What was the thinking that went behind the building of this capability? “The capability we’ve built, interestingly, applies equally to providers and payers. Historically, they were distinct, separate worlds,” explains Rizwan Koita, CitiusTech’s CEO. “There were products serving one group and the other. The rules management module is probably the only platform certified by both ONC [the Office of the National Coordinator for Health IT] and NCQA [the National Committee for Quality Assurance], for doing things that typically were done by separate platforms. So that’s a big ‘aha,’ in the way that we constructed the platform. Now, if you look at the world of healthcare,” Koita says, “there’s no question that value-based programs, pay for performance, and bundled payments all involve programs designed to incentivize providers and health plans to deliver fee for value. Now, imagine I’m a hospital system and I’ve taken on value-based contracts from private insurance companies or government programs. For me to manage and take risk on those, it’s typical for me to look at my patient population and then analyze what my true cost of care is, to make appropriate tradeoffs, and there’s a lot of computation I need to do. I have to have the ability to compute key performance indicators to submit to CMS [the Centers for Medicare & Medicaid Services] or private insurance companies. As importantly, I need internal tools in order to be able to compute the effectiveness of a lot of things, per cost of care. A new procedure, medication, device—is this new thing performing?”
It was his and his colleagues’ understanding of the challenges of performing data analytics at scale to facilitate care delivery under value-based contracts, that led Koita and his colleagues to create CitiusTech’s BIC-RMM solution. Fundamentally, they recognized the geometric levels of intensifying complexity involved in managing quality measures at scale. “I’ll ask my marketing team to send one HEDIS rule. And you’ll see that each rule is actually a five- to 15-page document with literally hundreds of inclusion/exclusion and numerator/denominator elements; so now, you’ve got 3,000 pages of complex elements for every rule,” Koita says. What’s more, all of this is unfolding in a dynamic world with constant changes in the measures being applied, he adds.

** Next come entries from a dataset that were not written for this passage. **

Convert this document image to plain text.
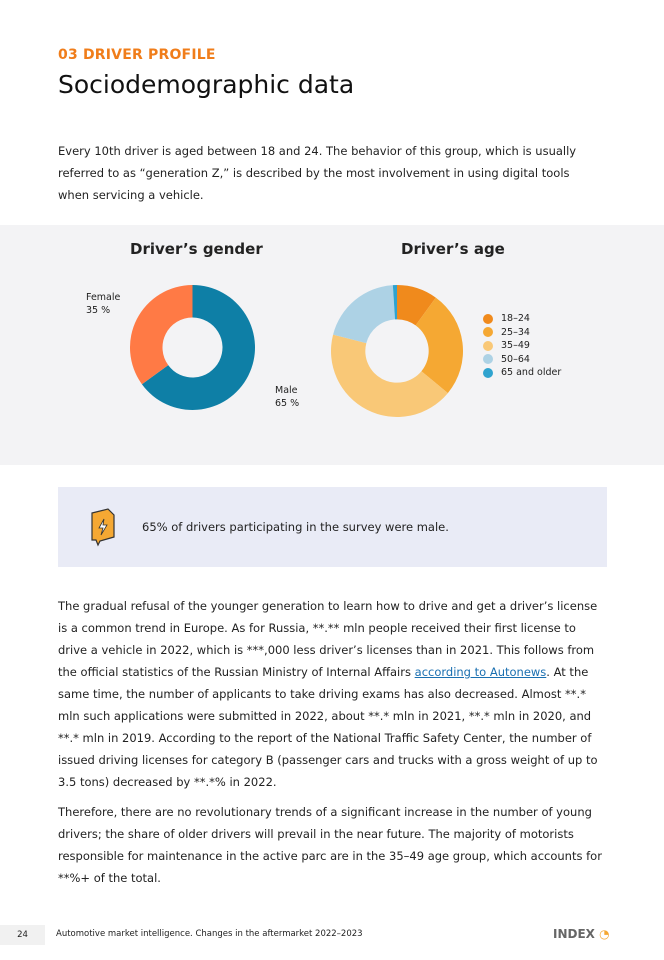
03 DRIVER PROFILE
Sociodemographic data
Every 10th driver is aged between 18 and 24. The behavior of this group, which is usually referred to as “generation Z,” is described by the most involvement in using digital tools when servicing a vehicle.
Driver’s gender	Driver’s age
Female
35 %
Male
65 %
18–24
25–34
35–49
50–64
65 and older
65% of drivers participating in the survey were male.

The gradual refusal of the younger generation to learn how to drive and get a driver’s license is a common trend in Europe. As for Russia, **.** mln people received their first license to drive a vehicle in 2022, which is ***,000 less driver’s licenses than in 2021. This follows from the official statistics of the Russian Ministry of Internal Affairs according to Autonews. At the same time, the number of applicants to take driving exams has also decreased. Almost **.* mln such applications were submitted in 2022, about **.* mln in 2021, **.* mln in 2020, and **.* mln in 2019. According to the report of the National Traffic Safety Center, the number of issued driving licenses for category B (passenger cars and trucks with a gross weight of up to 3.5 tons) decreased by **.*% in 2022.

Therefore, there are no revolutionary trends of a significant increase in the number of young drivers; the share of older drivers will prevail in the near future. The majority of motorists responsible for maintenance in the active parc are in the 35–49 age group, which accounts for **%+ of the total.

24	Automotive market intelligence. Changes in the aftermarket 2022–2023	INDEX ◔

Fundamentally, Koita notes, BIC-RMM was built, and is being evolved, to help organizations achieve greater agility in responding to constantly changing quality measure reporting requirements on the part of federal and private payers in healthcare, by allowing care teams to define custom population-specific measures. That in turn enables accurate and timely identification of gaps within targeted populations, and is key to improving outcomes.
How does Koita see the industry evolving forward around value-based contracting and the analytics needed to support it? “I see the growth of value-based programs in the U.S. being a very significant trend,” he says. “I see healthcare organizations needing more and more technology and analytics support to drive their business. And the ability to use data to run the business, is eventually going to be a key differentiator in a business where the financial margins become very, very slim. Imagine I was running a company where the operating margins are 2 percent, and I can leverage data to improve that operating margin by 1 to 2 percent more, that’s very significant. If I’m in an industry with a plus or minus 2 percent margin, adding 1 to 2 percent is phenomenal. And most providers are within plus or minus 5 percent margins. So even a 1 percent difference can prove to be huge.”